The word “fuzz” becomes “fuss”

The word “zoo” becomes “sue”

TH Sound

How To Pronounce TH Sounds

P1 speakers often pronounce the TH sound with their tongue father back than native Canadian and American English speakers. The latter pronounces these sounds with the tongue sandwiches between the top and the bottom teeth. As a result, P1 speakers often substitute the TH sound with something that resembles a D or T sound. Consider the word “the,” do you pronounce it the same way as “duh”?

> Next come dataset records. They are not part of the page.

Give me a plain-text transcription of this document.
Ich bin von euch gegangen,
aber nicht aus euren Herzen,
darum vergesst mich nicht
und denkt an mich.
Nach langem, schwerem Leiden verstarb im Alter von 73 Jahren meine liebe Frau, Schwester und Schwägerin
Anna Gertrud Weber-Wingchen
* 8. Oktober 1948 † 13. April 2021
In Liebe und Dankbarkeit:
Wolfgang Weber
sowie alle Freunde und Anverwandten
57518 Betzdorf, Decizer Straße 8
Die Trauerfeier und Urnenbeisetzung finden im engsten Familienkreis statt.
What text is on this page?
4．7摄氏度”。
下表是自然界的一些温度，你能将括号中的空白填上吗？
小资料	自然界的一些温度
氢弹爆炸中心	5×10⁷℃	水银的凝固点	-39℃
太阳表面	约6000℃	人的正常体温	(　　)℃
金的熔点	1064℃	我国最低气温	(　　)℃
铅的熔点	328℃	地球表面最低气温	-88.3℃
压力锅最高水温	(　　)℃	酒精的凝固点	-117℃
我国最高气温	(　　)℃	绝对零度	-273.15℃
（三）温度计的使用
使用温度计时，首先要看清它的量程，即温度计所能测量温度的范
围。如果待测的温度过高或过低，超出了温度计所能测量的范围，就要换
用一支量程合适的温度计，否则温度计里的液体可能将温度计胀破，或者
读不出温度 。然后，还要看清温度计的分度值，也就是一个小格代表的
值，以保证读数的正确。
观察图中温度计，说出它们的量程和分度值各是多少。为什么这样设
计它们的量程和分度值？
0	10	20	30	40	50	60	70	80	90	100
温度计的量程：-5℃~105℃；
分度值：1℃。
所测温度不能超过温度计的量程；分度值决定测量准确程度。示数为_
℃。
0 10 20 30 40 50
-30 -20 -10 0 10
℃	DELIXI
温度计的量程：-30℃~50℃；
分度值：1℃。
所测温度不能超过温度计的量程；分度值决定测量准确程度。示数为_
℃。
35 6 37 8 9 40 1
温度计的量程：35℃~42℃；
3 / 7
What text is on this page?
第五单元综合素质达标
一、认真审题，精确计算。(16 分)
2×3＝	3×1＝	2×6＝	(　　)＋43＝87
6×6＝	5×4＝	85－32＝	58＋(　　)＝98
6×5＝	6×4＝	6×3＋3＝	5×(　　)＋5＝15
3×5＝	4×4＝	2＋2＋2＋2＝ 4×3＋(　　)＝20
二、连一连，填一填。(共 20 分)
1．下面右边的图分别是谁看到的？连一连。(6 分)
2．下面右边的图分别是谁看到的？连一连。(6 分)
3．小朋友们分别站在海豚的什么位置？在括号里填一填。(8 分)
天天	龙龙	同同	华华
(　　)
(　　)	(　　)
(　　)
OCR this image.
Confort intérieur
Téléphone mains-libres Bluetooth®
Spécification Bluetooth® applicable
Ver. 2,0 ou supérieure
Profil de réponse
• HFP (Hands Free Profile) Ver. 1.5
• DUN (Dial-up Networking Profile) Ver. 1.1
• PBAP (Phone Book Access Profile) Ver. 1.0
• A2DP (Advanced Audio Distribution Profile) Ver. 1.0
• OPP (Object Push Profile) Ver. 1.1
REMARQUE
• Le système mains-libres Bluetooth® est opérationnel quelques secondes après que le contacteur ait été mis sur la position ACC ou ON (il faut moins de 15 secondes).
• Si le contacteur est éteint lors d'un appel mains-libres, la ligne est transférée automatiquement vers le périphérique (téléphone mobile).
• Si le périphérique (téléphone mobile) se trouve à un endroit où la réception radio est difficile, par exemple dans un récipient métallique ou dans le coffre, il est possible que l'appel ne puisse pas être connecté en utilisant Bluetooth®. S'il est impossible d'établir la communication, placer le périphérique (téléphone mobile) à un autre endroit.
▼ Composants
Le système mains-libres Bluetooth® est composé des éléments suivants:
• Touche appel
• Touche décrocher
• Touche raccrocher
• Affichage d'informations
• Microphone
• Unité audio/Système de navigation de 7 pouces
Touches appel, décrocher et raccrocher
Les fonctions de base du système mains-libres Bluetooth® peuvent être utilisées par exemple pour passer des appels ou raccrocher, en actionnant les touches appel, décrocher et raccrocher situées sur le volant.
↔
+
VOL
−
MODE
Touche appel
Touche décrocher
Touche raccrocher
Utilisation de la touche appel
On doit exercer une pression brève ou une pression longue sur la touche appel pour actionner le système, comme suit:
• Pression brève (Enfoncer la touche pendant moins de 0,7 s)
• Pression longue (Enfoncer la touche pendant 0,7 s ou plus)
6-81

The word “through” becomes “true”

The word “although” become “aldo”

L Sound

How To Pronounce The L Sound

P1 speakers often drop the final "L” sound in words because in the some Portuguese dialects it is left out. For example, in Rio De Janeiro, speakers do not pronounce that final "L" sound, they might say "Portugao" instead of "Portugal." The client often has the habit of ignoring the final "L" when speaking English, where the final L is meaningful and necessary.  To improve your pronunciation of the final "L" sound, we will practice pronouncing the sound from simple activities and progressing to harder ones until you are consistently using the final "L" sounds as required in real-world conversations. 


The word "fall" becomes "fao"

The word "Carol" becomes "Caro"

Hooked U Sound

How To Pronounce The Hooked U Sound

English is a tricky language from a pronunciation perspective. There are more vowels than most other languages and often the intended vowel is not clearly indicated by the spelling. For this reason, P1 speakers often have a hard time with a sound called the "hooked u." The "hooked u" is a sound that often is symbolized by a double "o, " like in "look." Consider for a moment the difference between "look" and "Luke". Do you pronounce them the same, or differently? If you are a P1 speaker without specific practice with this sound, you probably pronounce them the same. The "hooked u" is an easy skill to grasp and we are here to guide you through this minor pronunciation adjustment.